On the whole, the programs seem to have worked. According to a 2018 analysis by Stockholm University economists, since 1990, debt-for-nature swaps globally have raised at least $900 million for conservation, erased nearly $3 billion in debt in at least 21 low- and middle-income countries, and resulted in statistically significant reductions in deforestation. And so far, there have been no defaults on these deals, TNC’s Kaiser said. Although the pace has slowed considerably since the 1990s, new debt swaps continue to trickle out, most recently in Pakistan.
But Volz said that the scale of previous swaps is not commensurate to the climate crisis, and will need to ramp up considerably in order to make a serious impact. The Seychelles swap, for example, amounted to just a few percentage points of the country’s debt. “All of these have been tiny,” he said. “We’re now facing a situation where tiny debt swaps here or there will not do the trick.”
Debt swaps also carry some risks, both for debtor countries and for the climate, said Shakira Mustapha, a public finance research fellow at the Overseas Development Institute, a UK think tank. For one, they could damage the debtor country’s credit rating in the short term, worsening the problem of access to capital that the swap is meant to fix. And unless they scale up to a much bigger portion of a country’s debt, that may be a risk many finance ministers are unwilling to take.

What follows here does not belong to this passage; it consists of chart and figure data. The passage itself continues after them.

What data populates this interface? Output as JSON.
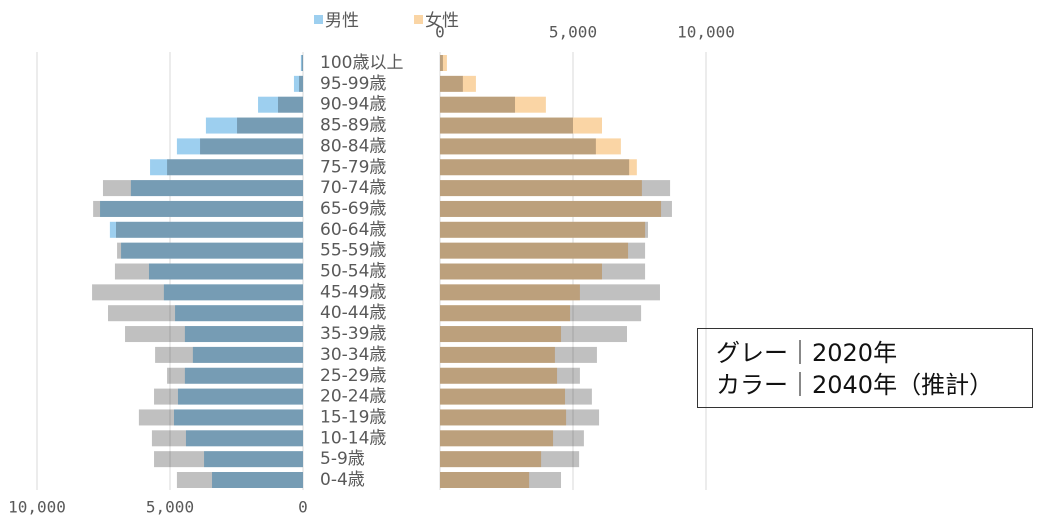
{
  "chart_data": {
    "type": "pyramid",
    "categories": [
      "100歳以上",
      "95-99歳",
      "90-94歳",
      "85-89歳",
      "80-84歳",
      "75-79歳",
      "70-74歳",
      "65-69歳",
      "60-64歳",
      "55-59歳",
      "50-54歳",
      "45-49歳",
      "40-44歳",
      "35-39歳",
      "30-34歳",
      "25-29歳",
      "20-24歳",
      "15-19歳",
      "10-14歳",
      "5-9歳",
      "0-4歳"
    ],
    "series": [
      {
        "name": "男性",
        "color": "#9dcfef",
        "values": [
          80,
          340,
          1690,
          3650,
          4740,
          5750,
          6470,
          7630,
          7260,
          6840,
          5790,
          5230,
          4810,
          4440,
          4140,
          4440,
          4700,
          4850,
          4400,
          3720,
          3420
        ],
        "comparison_values": [
          50,
          150,
          940,
          2480,
          3870,
          5110,
          7520,
          7890,
          7030,
          6990,
          7070,
          7930,
          7330,
          6690,
          5560,
          5110,
          5600,
          6170,
          5680,
          5600,
          4740
        ]
      },
      {
        "name": "女性",
        "color": "#fad5a5",
        "values": [
          260,
          1350,
          3980,
          6090,
          6800,
          7400,
          7590,
          8310,
          7710,
          7070,
          6090,
          5260,
          4890,
          4550,
          4320,
          4400,
          4700,
          4740,
          4250,
          3800,
          3350
        ],
        "comparison_values": [
          110,
          860,
          2820,
          5000,
          5860,
          7110,
          8650,
          8720,
          7820,
          7710,
          7710,
          8270,
          7560,
          7030,
          5900,
          5260,
          5710,
          5980,
          5410,
          5230,
          4550
        ]
      }
    ],
    "comparison_color": "#c0c0c0",
    "xlim": [
      0,
      10000
    ],
    "xticks": [
      0,
      {
        "value": 5000,
        "label": "5,000"
      },
      {
        "value": 10000,
        "label": "10,000"
      }
    ],
    "grid": true,
    "annotations": [
      "グレー｜2020年",
      "カラー｜2040年（推計）"
    ]
  }
}
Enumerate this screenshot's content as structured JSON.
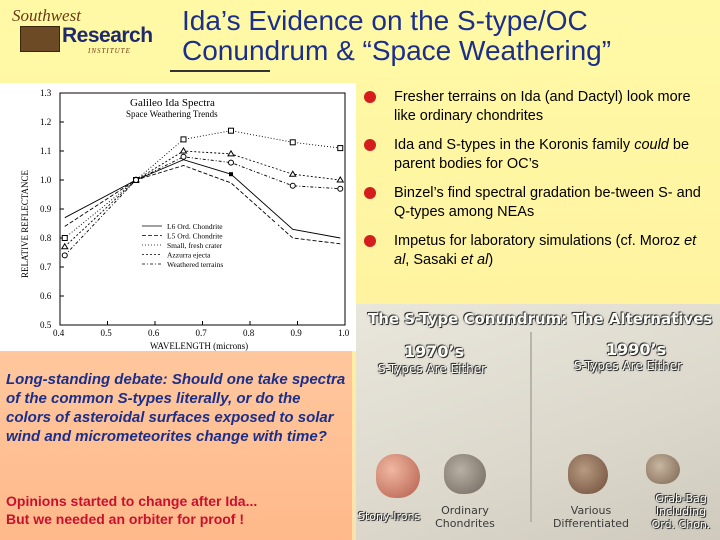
{
  "logo": {
    "line1": "Southwest",
    "line2": "Research",
    "line3": "INSTITUTE"
  },
  "title": {
    "line1": "Ida’s Evidence on the S-type/OC",
    "line2": "Conundrum & “Space Weathering”"
  },
  "bullets": [
    {
      "text": "Fresher terrains on Ida (and Dactyl) look more like ordinary chondrites"
    },
    {
      "before": "Ida and S-types in the Koronis family ",
      "em": "could",
      "after": " be parent bodies for OC’s"
    },
    {
      "text": "Binzel’s find spectral gradation be-tween S- and Q-types among NEAs"
    },
    {
      "before": "Impetus for laboratory simulations (cf. Moroz ",
      "em1": "et al",
      "mid": ", Sasaki ",
      "em2": "et al",
      "after": ")"
    }
  ],
  "debate": "Long-standing debate:  Should one take spectra of the common S-types literally, or do the colors of asteroidal surfaces exposed to solar wind and micrometeorites change with time?",
  "opinions": {
    "line1": "Opinions started to change after Ida...",
    "line2": "But we needed an orbiter for proof !"
  },
  "photo": {
    "heading": "The S-Type Conundrum: The Alternatives",
    "left_era": "1970’s",
    "left_sub": "S-Types Are Either",
    "right_era": "1990’s",
    "right_sub": "S-Types Are Either",
    "label_stony": "Stony-Irons",
    "label_ord1": "Ordinary",
    "label_ord2": "Chondrites",
    "label_var1": "Various",
    "label_var2": "Differentiated",
    "label_grab1": "Grab-Bag",
    "label_grab2": "Including",
    "label_grab3": "Ord. Chon."
  },
  "chart_data": {
    "type": "line",
    "title": "Galileo Ida Spectra",
    "subtitle": "Space Weathering Trends",
    "xlabel": "WAVELENGTH (microns)",
    "ylabel": "RELATIVE REFLECTANCE",
    "xlim": [
      0.4,
      1.0
    ],
    "ylim": [
      0.5,
      1.3
    ],
    "xticks": [
      "0.4",
      "0.5",
      "0.6",
      "0.7",
      "0.8",
      "0.9",
      "1.0"
    ],
    "yticks": [
      "0.5",
      "0.6",
      "0.7",
      "0.8",
      "0.9",
      "1.0",
      "1.1",
      "1.2",
      "1.3"
    ],
    "x": [
      0.41,
      0.56,
      0.66,
      0.76,
      0.89,
      0.99
    ],
    "series": [
      {
        "name": "L6 Ord. Chondrite",
        "values": [
          0.87,
          1.0,
          1.07,
          1.02,
          0.83,
          0.8
        ],
        "style": "solid"
      },
      {
        "name": "L5 Ord. Chondrite",
        "values": [
          0.84,
          1.0,
          1.05,
          0.99,
          0.8,
          0.78
        ],
        "style": "dash"
      },
      {
        "name": "Small, fresh crater",
        "values": [
          0.8,
          1.0,
          1.14,
          1.17,
          1.13,
          1.11
        ],
        "style": "square"
      },
      {
        "name": "Azzurra ejecta",
        "values": [
          0.77,
          1.0,
          1.1,
          1.09,
          1.02,
          1.0
        ],
        "style": "triangle"
      },
      {
        "name": "Weathered terrains",
        "values": [
          0.74,
          1.0,
          1.08,
          1.06,
          0.98,
          0.97
        ],
        "style": "circle"
      }
    ]
  },
  "colors": {
    "title": "#1b2f8a",
    "bullet_dot": "#d41d1d",
    "opinions": "#c8102e",
    "debate": "#1b2f8a"
  }
}
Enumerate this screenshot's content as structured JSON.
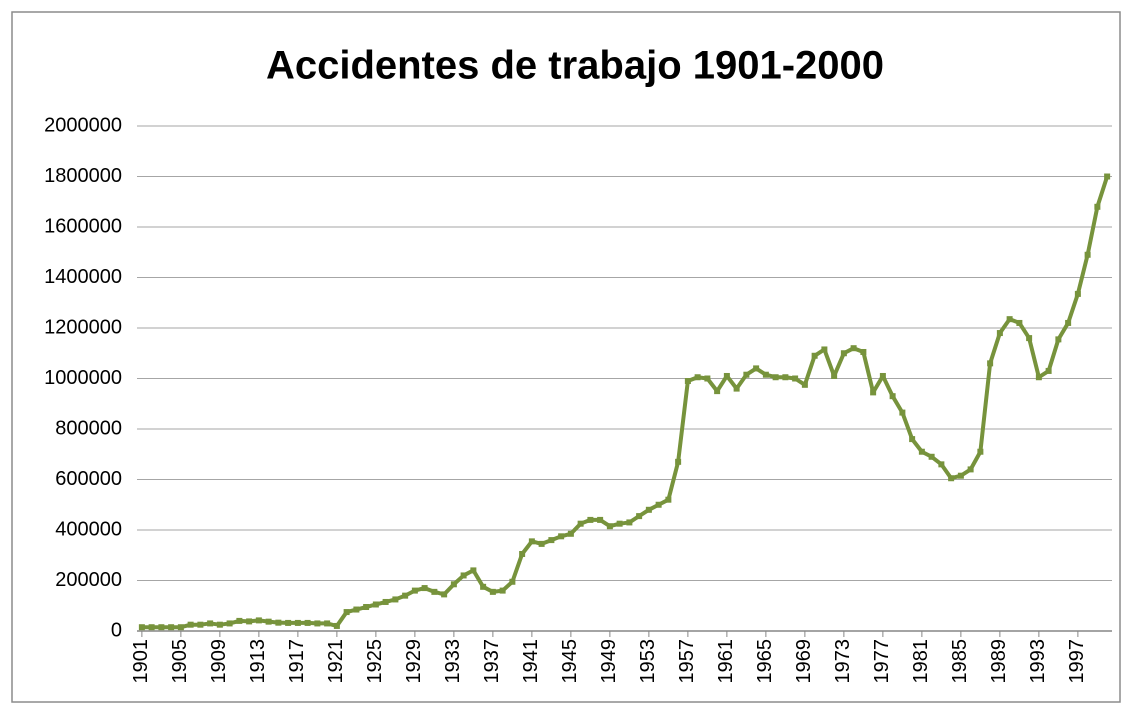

“These ideas sound great on paper, but they haven’t taken off because of what they mean for market access,” she said.
Then there’s the issue of verification. Although satellite monitoring can help, it’s not easy to confirm whether a country is really hitting its conservation goals. As with the market for nature-based carbon offsets, there’s a serious risk of greenwashing—intentionally or not—if countries claim they are “conserving” forest that was never at risk of being cut down in the first place. The IMF would also need to set rules for what kinds of energy technologies—nuclear plants, for example, or carbon capture systems on natural gas plants—could really qualify as “green.”
Still, the sovereign debt crisis is a big enough worry on its own that new solutions are badly needed, Mustapha says. And for the IMF to frame debt swaps as a form of climate action could be what persuades China, the US, and other creditors to sign on in a bigger way.
“The tie to climate change is what matters to developed countries right now,” she said. “That’s how you’re going to get political support for this.”